Curious spurious ENOENT errors from chown -R

This bug report is from Catalina, but we have confirmed it happens in BigSur as well, it is just tedious to do kext work in BigSur.

The following process:
Code Block
# zpool create mypool disk1
# chown -R lundman /Volumes/mypool
chown: /Volumes/mypool/.Spotlight-V100/Store-V2: No such file or directory
chown: /Volumes/mypool/.Spotlight-V100/VolumeConfiguration.plist: No such file or directory
chown: /Volumes/mypool/.fseventsd: No such file or directory


Create a new filesystem, mount, try to chown -R and get errors. The names of files that error stay the same for subsequent chown runs, but different may fail if I re-create the filesystem.

Then do:

Code Block
# ssh localhost
# chown -R lundman /Volumes/mypool


So ssh to the exact same machine, and chown runs fine.
  • It does something differently if I'm on the UI, vs, if I'm ssh'ed in (ssh on same UI or remote, ssh fixes it).

The errored files stat just fine, and you can chown it just fine. (without -R). Even after doing a working chown -R over ssh, the UI chown -R will still fail.

Digging as deep as I can with dtrace, I have traced it to
Code Block
lookup:return 2 chown
namei:return 2 chown
vn_open_auth:return 2 chown


So it isn't even reaching VNOP_LOOKUP() in my filesystem yet. (But perhaps readdir could be returning something bad?)

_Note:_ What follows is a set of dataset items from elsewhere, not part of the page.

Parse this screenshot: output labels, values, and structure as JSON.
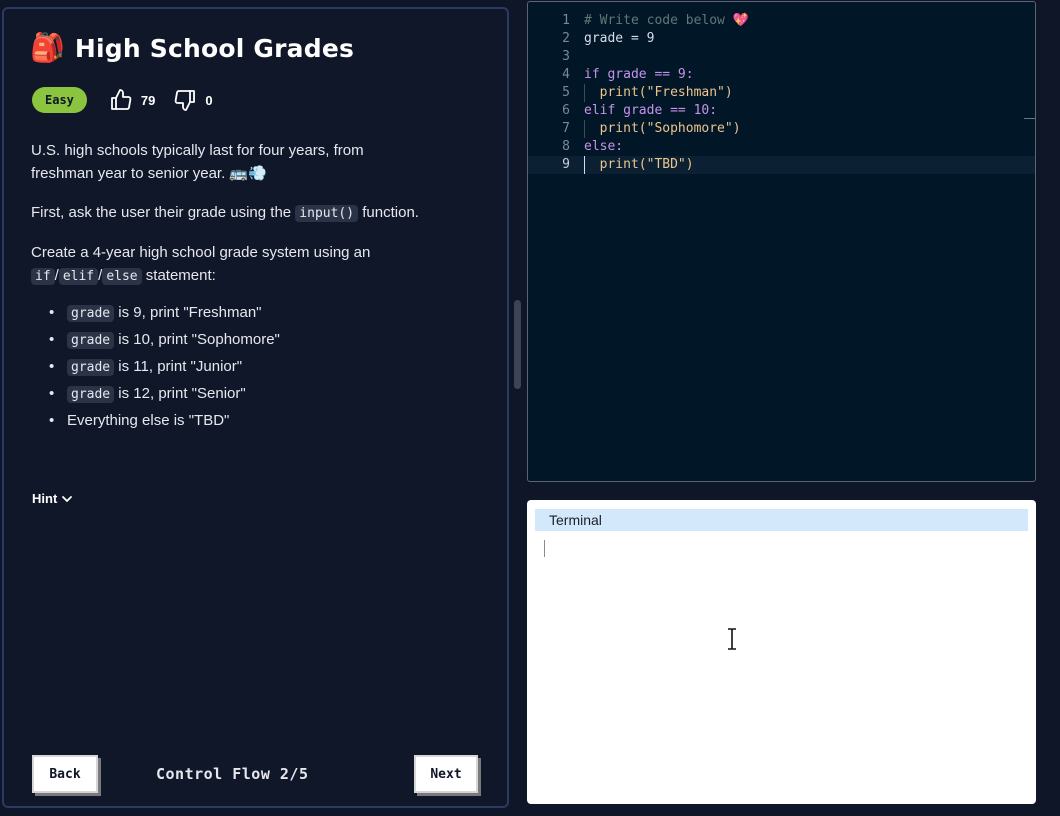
{
  "lesson": {
    "emoji": "🎒",
    "title": "High School Grades",
    "difficulty": "Easy",
    "likes": "79",
    "dislikes": "0",
    "intro_line1": "U.S. high schools typically last for four years, from",
    "intro_line2": "freshman year to senior year. 🚌💨",
    "instruction_pre": "First, ask the user their grade using the ",
    "instruction_code": "input()",
    "instruction_post": " function.",
    "task_line1": "Create a 4-year high school grade system using an",
    "task_code_if": "if",
    "task_sep1": "/",
    "task_code_elif": "elif",
    "task_sep2": "/",
    "task_code_else": "else",
    "task_post": " statement:",
    "requirements": [
      {
        "code": "grade",
        "text": " is 9, print \"Freshman\""
      },
      {
        "code": "grade",
        "text": " is 10, print \"Sophomore\""
      },
      {
        "code": "grade",
        "text": " is 11, print \"Junior\""
      },
      {
        "code": "grade",
        "text": " is 12, print \"Senior\""
      },
      {
        "code": "",
        "text": "Everything else is \"TBD\""
      }
    ],
    "hint_label": "Hint"
  },
  "footer": {
    "back_label": "Back",
    "progress_label": "Control Flow 2/5",
    "next_label": "Next"
  },
  "editor": {
    "lines": [
      {
        "n": "1",
        "text": "# Write code below 💖"
      },
      {
        "n": "2",
        "text": "grade = 9"
      },
      {
        "n": "3",
        "text": ""
      },
      {
        "n": "4",
        "text": "if grade == 9:"
      },
      {
        "n": "5",
        "text": "  print(\"Freshman\")"
      },
      {
        "n": "6",
        "text": "elif grade == 10:"
      },
      {
        "n": "7",
        "text": "  print(\"Sophomore\")"
      },
      {
        "n": "8",
        "text": "else:"
      },
      {
        "n": "9",
        "text": "  print(\"TBD\")"
      }
    ],
    "active_line": "9"
  },
  "terminal": {
    "title": "Terminal"
  },
  "colors": {
    "background": "#0f1627",
    "accent_easy": "#8bc43f",
    "editor_bg": "#011627",
    "terminal_header": "#d3e9fb"
  },
  "icons": {
    "like": "thumbs-up-icon",
    "dislike": "thumbs-down-icon",
    "hint": "chevron-down-icon"
  }
}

So triggering a panic when it is about to return ENOENT:

dtrace -** 'lookup:return {printf("%d %s", arg1,execname); if (execname =="chown" && arg1 == 2 && val++ == 10) { printf("This one"); panic()}}'

Code Block
: mach_kernel : trap_from_kernel + 0x26
: mach_kernel : _lookup + 0x208
: mach_kernel : _namei + 0xea6
: mach_kernel : _nameiat + 0x75
: mach_kernel : _fstatat_internal + 0x147
: mach_kernel : _stat64 + 0x2f


Code Block
frame #13: 0xffffff800489ff88 kernel.development`lookup(ndp=<unavailable>) at vfs_lookup.c:1457:1 [opt]
(lldb) p *ndp
(nameidata) $1 = {
ni_dirp = 140556031248840
ni_segflg = UIO_USERSPACE64
ni_op = OP_SETATTR
ni_startdir = 0x0000000000000000
ni_rootdir = 0xffffff801f23d700
ni_usedvp = 0x0000000000000000
ni_vp = 0x0000000000000000
ni_dvp = 0xffffff801f552700
ni_pathlen = 1
ni_next = 0xffffff8077d4bc1a <no value available>
ni_pathbuf = {
[0] = '.'
[1] = 'f'
[2] = 's'
[3] = 'e'
[4] = 'v'
[5] = 'e'
[6] = 'n'
[7] = 't'
[8] = 's'
[9] = 'd'
[10] = '\0'
[255] = '\0'
}
ni_loopcnt = 0
ni_cnd = {
cn_nameiop = 0
cn_flags = 1097792
cn_context = 0xffffff80262c2120
cn_ndp = 0xffffff8077d4bbc8
cn_pnbuf = 0xffffff8077d4bc10 ".fseventsd"
cn_pnlen = 256
cn_nameptr = 0xffffff8077d4bc10 ".fseventsd"
cn_namelen = 10
cn_hash = 1753311157
cn_consume = 0
}
ni_flag = 0
ni_ncgeneration = 0
}
(lldb) p *ndp->ni_cnd.cn_context
(vfs_context) $2 = {
vc_thread = 0xffffff80206b8550
vc_ucred = 0xffffff80254d1490
(lldb) p *ndp->ni_dvp
v_name = 0xffffff801f23b500 "Volumes"
(lldb) frame variable
(int) wantparent = 6
(int) docache = 1


Nothing stands out to my green eyes, but it is annoying that I can not see most variables. It is time to boot
kernel.debug instead.

But unfortunately, the chown -R does not happen with booting kernel.debug! D'oh. Tested re-creating and running chown -R 4 times before it had a panic with
xnu_debug/xnu-6153.101.5/osfmk/kern/thread.c:2535 Assertion failed: io_tier < IO_NUM_PRIORITIES called from _apfs_vnop_strategy() - probably unrelated.

Don't think I've come across a problem with my filesystem that changed depending on if I had ssh'ed in. Using UI vs ssh presumably changes context? But it must be related to my code, since it doesn't happen with hfs.





Replies

Oh huh, I *assumed* it does not fail on hfs and apfs, but turns out it does. And ssh localhost will make it not-fail. I get
Operation not permitted
  • both hfs and apfs can give chown -R error.

  • both hfs and apfs will not give error if you ssh localhost.


Oh ah, i see. If I add "Full Disk Access" to "Terminal" (sshd already has it) then it works. That isn't all that exciting then.

Ah well, on to next mystery...